Strip centers once again dominate but they “will experience the least competitive relief,” says Ekovich. A total 55% of the 1.3 million sf of new retail construction coming online this year will be unanchored. Single-tenant construction makes up the next largest segment with CVS and Walgreens continuing to penetrate the market.

Even though the construction pipeline has thinned out due to past economic weakness, Tampa is “expected to register its best economic performance since 2000,” Ekovich says. Employment gains of 3% and personal income growth of 4.2% “will preserve consumer spending and strengthen local retailers,” he says.

Demand will far outpace new construction,” allowing a solid decrease in vacancy, to 9.8%,” the M&M executive predicts. Neighborhood centers, “especially those with co-tenancy clauses, may face the biggest hurdle, as the grocer competition heats up,” Ekovich says.

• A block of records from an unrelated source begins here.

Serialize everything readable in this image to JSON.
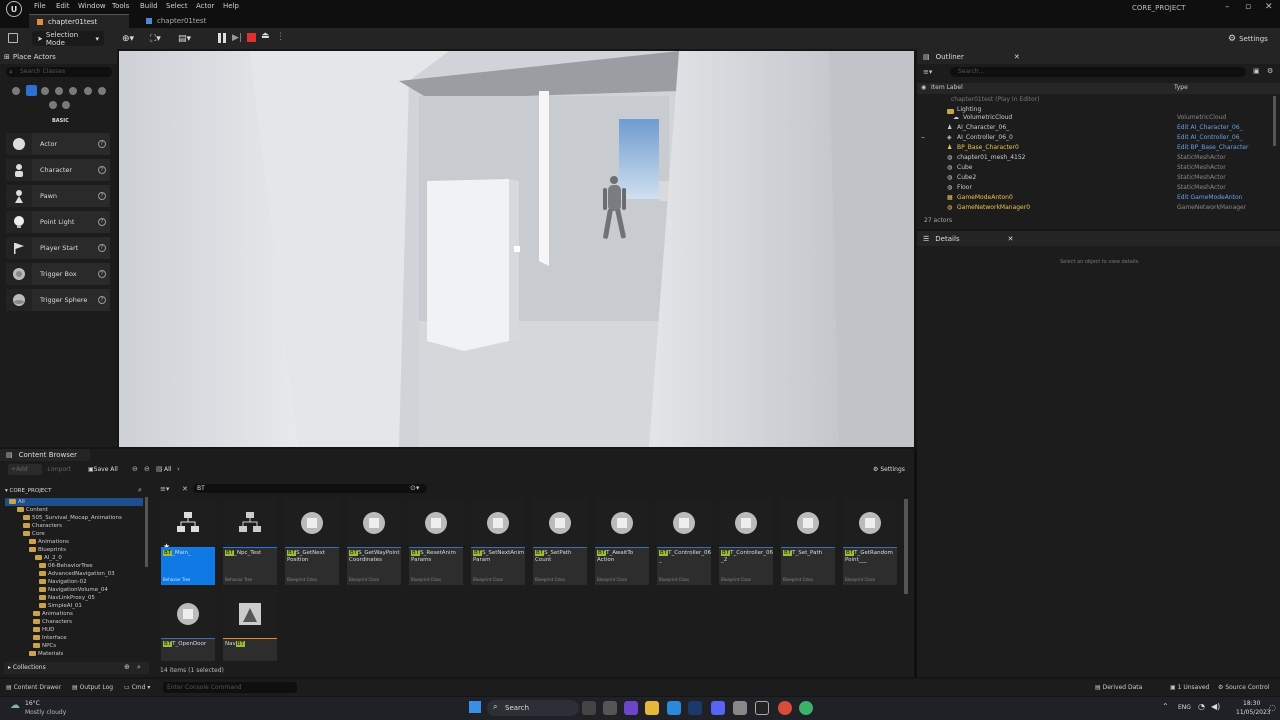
{
  "menu": [
    "File",
    "Edit",
    "Window",
    "Tools",
    "Build",
    "Select",
    "Actor",
    "Help"
  ],
  "tabs": {
    "active": "chapter01test",
    "second": "chapter01test"
  },
  "project_name": "CORE_PROJECT",
  "toolbar": {
    "selection_mode": "Selection Mode",
    "settings": "Settings"
  },
  "place_actors": {
    "title": "Place Actors",
    "search_placeholder": "Search Classes",
    "category": "BASIC",
    "items": [
      "Actor",
      "Character",
      "Pawn",
      "Point Light",
      "Player Start",
      "Trigger Box",
      "Trigger Sphere"
    ]
  },
  "outliner": {
    "title": "Outliner",
    "search_placeholder": "Search...",
    "col_label": "Item Label",
    "col_type": "Type",
    "rows": [
      {
        "name": "chapter01test (Play In Editor)",
        "type": ""
      },
      {
        "name": "Lighting",
        "type": ""
      },
      {
        "name": "VolumetricCloud",
        "type": "VolumetricCloud"
      },
      {
        "name": "AI_Character_06_",
        "type": "Edit AI_Character_06_"
      },
      {
        "name": "AI_Controller_06_0",
        "type": "Edit AI_Controller_06_"
      },
      {
        "name": "BP_Base_Character0",
        "type": "Edit BP_Base_Character"
      },
      {
        "name": "chapter01_mesh_4152",
        "type": "StaticMeshActor"
      },
      {
        "name": "Cube",
        "type": "StaticMeshActor"
      },
      {
        "name": "Cube2",
        "type": "StaticMeshActor"
      },
      {
        "name": "Floor",
        "type": "StaticMeshActor"
      },
      {
        "name": "GameModeAnton0",
        "type": "Edit GameModeAnton"
      },
      {
        "name": "GameNetworkManager0",
        "type": "GameNetworkManager"
      }
    ],
    "count": "27 actors"
  },
  "details": {
    "title": "Details",
    "empty": "Select an object to view details."
  },
  "content_browser": {
    "title": "Content Browser",
    "add": "Add",
    "import": "Import",
    "save_all": "Save All",
    "path": "All",
    "settings": "Settings",
    "filter_text": "BT",
    "project": "CORE_PROJECT",
    "tree": [
      "All",
      "Content",
      "505_Survival_Mocap_Animations",
      "Characters",
      "Core",
      "Animations",
      "Blueprints",
      "AI_2_0",
      "06-BehaviorTree",
      "AdvancedNavigation_03",
      "Navigation-02",
      "NavigationVolume_04",
      "NavLinkProxy_05",
      "SimpleAI_01",
      "Animations",
      "Characters",
      "HUD",
      "Interface",
      "NPCs",
      "Materials"
    ],
    "collections": "Collections",
    "items_status": "14 items (1 selected)",
    "assets": [
      {
        "tag": "BT",
        "name": "_Main_",
        "sub": "Behavior Tree"
      },
      {
        "tag": "BT",
        "name": "_Npc_Test",
        "sub": "Behavior Tree"
      },
      {
        "tag": "BT",
        "name": "S_GetNext Position",
        "sub": "Blueprint Class"
      },
      {
        "tag": "BT",
        "name": "S_GetWayPoint Coordinates",
        "sub": "Blueprint Class"
      },
      {
        "tag": "BT",
        "name": "S_ResetAnim Params",
        "sub": "Blueprint Class"
      },
      {
        "tag": "BT",
        "name": "S_SetNextAnim Param",
        "sub": "Blueprint Class"
      },
      {
        "tag": "BT",
        "name": "S_SetPath Count",
        "sub": "Blueprint Class"
      },
      {
        "tag": "BT",
        "name": "T_AwaitTo Action",
        "sub": "Blueprint Class"
      },
      {
        "tag": "BT",
        "name": "T_Controller_06 _",
        "sub": "Blueprint Class"
      },
      {
        "tag": "BT",
        "name": "T_Controller_06 _2",
        "sub": "Blueprint Class"
      },
      {
        "tag": "BT",
        "name": "T_Set_Path",
        "sub": "Blueprint Class"
      },
      {
        "tag": "BT",
        "name": "T_GetRandom Point___",
        "sub": "Blueprint Class"
      },
      {
        "tag": "BT",
        "name": "T_OpenDoor",
        "sub": ""
      },
      {
        "tag": "Nav",
        "name": "BT",
        "sub": ""
      }
    ]
  },
  "statusbar": {
    "content_drawer": "Content Drawer",
    "output_log": "Output Log",
    "cmd": "Cmd",
    "console_placeholder": "Enter Console Command",
    "derived": "Derived Data",
    "unsaved": "1 Unsaved",
    "source": "Source Control"
  },
  "taskbar": {
    "temp": "16°C",
    "weather": "Mostly cloudy",
    "search": "Search",
    "lang": "ENG",
    "time": "18:30",
    "date": "11/05/2023"
  }
}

On the rental front, owners “enjoyed moderate pricing power in 2003, as rents advanced by 3.2%,” he notes. Similar gains will be realized in 2004, with the overall average rent advancing to $16.33 per sf. “Would-be investors will be watching for retail centers that benefit from the area’s robust financial services firms, tourist traffic in and around the port area, or the planned light rail system,” Ekovich says.

He adds, “There is no secret to the success of Tampa’s retail market, given that two primary drivers of retail–residential construction and job growth–are having an impressive showing. With employment and population growth well established, small retail center owners will experience greater stability in their tenant rosters and welcome back solid rent growth.”